Nathan nejucomo at gmail.com
Mon Dec 10 16:13:20 PST 2012


On Mon, Dec 10, 2012 at 4:03 PM, Patrick Walton <pwalton at mozilla.com> wrote:
> On 12/10/12 3:49 PM, arkaitzj at gmail.com wrote:
>>
>> Aren't both ~vector and @vector dynamic memory? why can we append to a
>> ~vector but not to a @vector?
>
>
> Because the pointer points to an object that looks like this:
>
>     ---> [ length ] [ element 1 ] [ element 2 ] [ element 3 ]
>
> Now suppose that the allocator didn't leave any room for more elements after
> it. In general we have to assume this, because we can't leave an infinite
> amount of space after our arrays. Thus in general appending to a vector
> requires reallocating the entire vector and move it to some new location in
> memory. The problem is that, after we do that, we have to update all the
> pointers to point to the new location.
>
> In the case of ~[T] this is easy. There is only one pointer, and it was
> passed into push(), so we can just update it. With @[T] it's not so easy
> though. We have no idea at compile time how many pointers there are to the
> vector, and even at runtime finding all the pointers and updating them would
> be a quite complex and expensive operation.
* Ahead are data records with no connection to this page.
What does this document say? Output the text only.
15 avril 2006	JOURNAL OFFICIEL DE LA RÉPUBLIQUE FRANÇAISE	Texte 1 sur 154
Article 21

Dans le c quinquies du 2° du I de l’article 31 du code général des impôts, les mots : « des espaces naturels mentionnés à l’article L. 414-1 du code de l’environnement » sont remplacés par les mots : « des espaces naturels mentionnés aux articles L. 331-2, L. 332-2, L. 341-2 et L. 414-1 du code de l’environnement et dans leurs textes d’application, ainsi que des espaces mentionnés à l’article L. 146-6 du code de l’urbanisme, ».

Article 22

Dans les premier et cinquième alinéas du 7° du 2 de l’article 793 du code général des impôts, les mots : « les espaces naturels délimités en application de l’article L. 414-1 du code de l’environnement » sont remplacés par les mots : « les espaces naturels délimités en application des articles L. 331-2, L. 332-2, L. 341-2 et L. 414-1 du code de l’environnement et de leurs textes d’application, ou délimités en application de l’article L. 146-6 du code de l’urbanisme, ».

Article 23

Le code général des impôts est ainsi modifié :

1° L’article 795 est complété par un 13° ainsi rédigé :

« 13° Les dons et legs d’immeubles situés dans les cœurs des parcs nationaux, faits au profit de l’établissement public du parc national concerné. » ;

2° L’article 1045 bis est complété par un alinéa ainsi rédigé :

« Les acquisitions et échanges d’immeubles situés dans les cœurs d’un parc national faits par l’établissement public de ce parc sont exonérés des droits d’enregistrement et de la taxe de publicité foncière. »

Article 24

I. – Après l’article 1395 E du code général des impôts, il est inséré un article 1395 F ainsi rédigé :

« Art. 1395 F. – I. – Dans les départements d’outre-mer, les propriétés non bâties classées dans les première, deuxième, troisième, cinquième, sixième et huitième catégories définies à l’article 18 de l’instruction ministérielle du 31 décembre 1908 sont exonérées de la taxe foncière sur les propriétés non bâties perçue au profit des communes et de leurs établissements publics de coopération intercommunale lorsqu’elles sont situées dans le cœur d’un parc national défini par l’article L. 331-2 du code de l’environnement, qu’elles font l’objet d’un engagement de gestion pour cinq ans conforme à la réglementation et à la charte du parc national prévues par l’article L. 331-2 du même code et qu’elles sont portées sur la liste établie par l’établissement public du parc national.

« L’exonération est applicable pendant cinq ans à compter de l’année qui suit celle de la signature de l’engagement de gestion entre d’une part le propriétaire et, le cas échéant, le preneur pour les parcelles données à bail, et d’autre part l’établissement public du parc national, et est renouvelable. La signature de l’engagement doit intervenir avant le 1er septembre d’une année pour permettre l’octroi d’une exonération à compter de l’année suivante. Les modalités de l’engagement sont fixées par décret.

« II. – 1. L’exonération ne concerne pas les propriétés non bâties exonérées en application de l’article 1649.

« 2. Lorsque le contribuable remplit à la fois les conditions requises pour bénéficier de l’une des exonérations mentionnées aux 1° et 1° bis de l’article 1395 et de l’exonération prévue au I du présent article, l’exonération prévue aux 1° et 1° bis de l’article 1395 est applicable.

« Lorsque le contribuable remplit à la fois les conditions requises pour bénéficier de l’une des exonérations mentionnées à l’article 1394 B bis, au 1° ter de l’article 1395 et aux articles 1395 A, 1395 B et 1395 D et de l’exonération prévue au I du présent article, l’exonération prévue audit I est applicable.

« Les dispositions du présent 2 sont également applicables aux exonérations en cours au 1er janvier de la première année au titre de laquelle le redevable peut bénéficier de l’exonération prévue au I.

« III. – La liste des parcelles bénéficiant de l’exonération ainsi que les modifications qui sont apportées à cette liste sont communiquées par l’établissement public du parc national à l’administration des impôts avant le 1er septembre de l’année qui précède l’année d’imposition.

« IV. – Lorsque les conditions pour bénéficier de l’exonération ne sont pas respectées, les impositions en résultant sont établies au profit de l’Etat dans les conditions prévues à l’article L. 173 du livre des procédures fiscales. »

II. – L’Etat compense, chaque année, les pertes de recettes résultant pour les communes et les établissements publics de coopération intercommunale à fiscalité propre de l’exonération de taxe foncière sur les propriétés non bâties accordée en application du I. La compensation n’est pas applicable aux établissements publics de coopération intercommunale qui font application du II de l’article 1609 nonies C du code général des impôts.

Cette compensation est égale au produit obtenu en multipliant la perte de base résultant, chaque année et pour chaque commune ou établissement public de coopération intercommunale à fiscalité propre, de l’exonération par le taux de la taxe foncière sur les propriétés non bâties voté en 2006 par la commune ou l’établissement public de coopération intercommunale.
So we have to copy the array.
>


I just read Patrick Walton's response, and I wanted to respond with a
different take, based on types and mutability instead of performance:


Caveat emptor: I'm a semi-lurker on the sidelines of rust, so consider
every assertion that follows as suspect.  I'd like feedback on the
correctness so we can put this kind of clarification in the tutorial:


@[T] is a reference to a local-heap, transitively immutable vector
where each element is a T.

@[mut T] is a reference to a local-heap mutable vector.  Each element
is a mutable T, and the vector itself can be mutated.  As Patrick
described, operations like "extend this vector with new elements"
might be expensive to implement.

~[mut T] is a reference to a shared-heap mutable vector, which can be
mutated along the same lines as @[mut T].

~[T] is a funny type.  Let's think about it by looking at vec::push's signature:

pub fn push<T>(v: &mut ~[T], initval: T) { ... }

When the caller of push passes a ~[T], the code is allowing push to
borrow a *mutable reference*.  Because this is the only reference at
the time of the call, it is safe to mutate the v parameter.

So if such mutable borrowing is possible, then what's the difference
between ~[mut T] and ~[T]?  I think the answer is probably nothing, or
maybe there are weird discrepancies.  The similarities are so close,
that I believe ~[mut T] is actually being deprecated as a type
specification.

The distinction between ~[mut T] and ~T also applies to just ~T and ~mut T.


>
> Patrick
>
> _______________________________________________
> Rust-dev mailing list
> Rust-dev at mozilla.org
> https://mail.mozilla.org/listinfo/rust-dev

Regards,
Nathan Wilcox

ps: Nicholas Matsakis describes the rational around mutability and
types in some blog posts.  These are two relevant posts:

http://smallcultfollowing.com/babysteps/blog/2012/05/28/moving-mutability-into-the-type/

http://smallcultfollowing.com/babysteps/blog/2012/07/24/generalizing-inherited-mutability/

I'm not certain if everything proposed there defines the future of
rust.  The second blog post really helped me understand the motivation
for this design.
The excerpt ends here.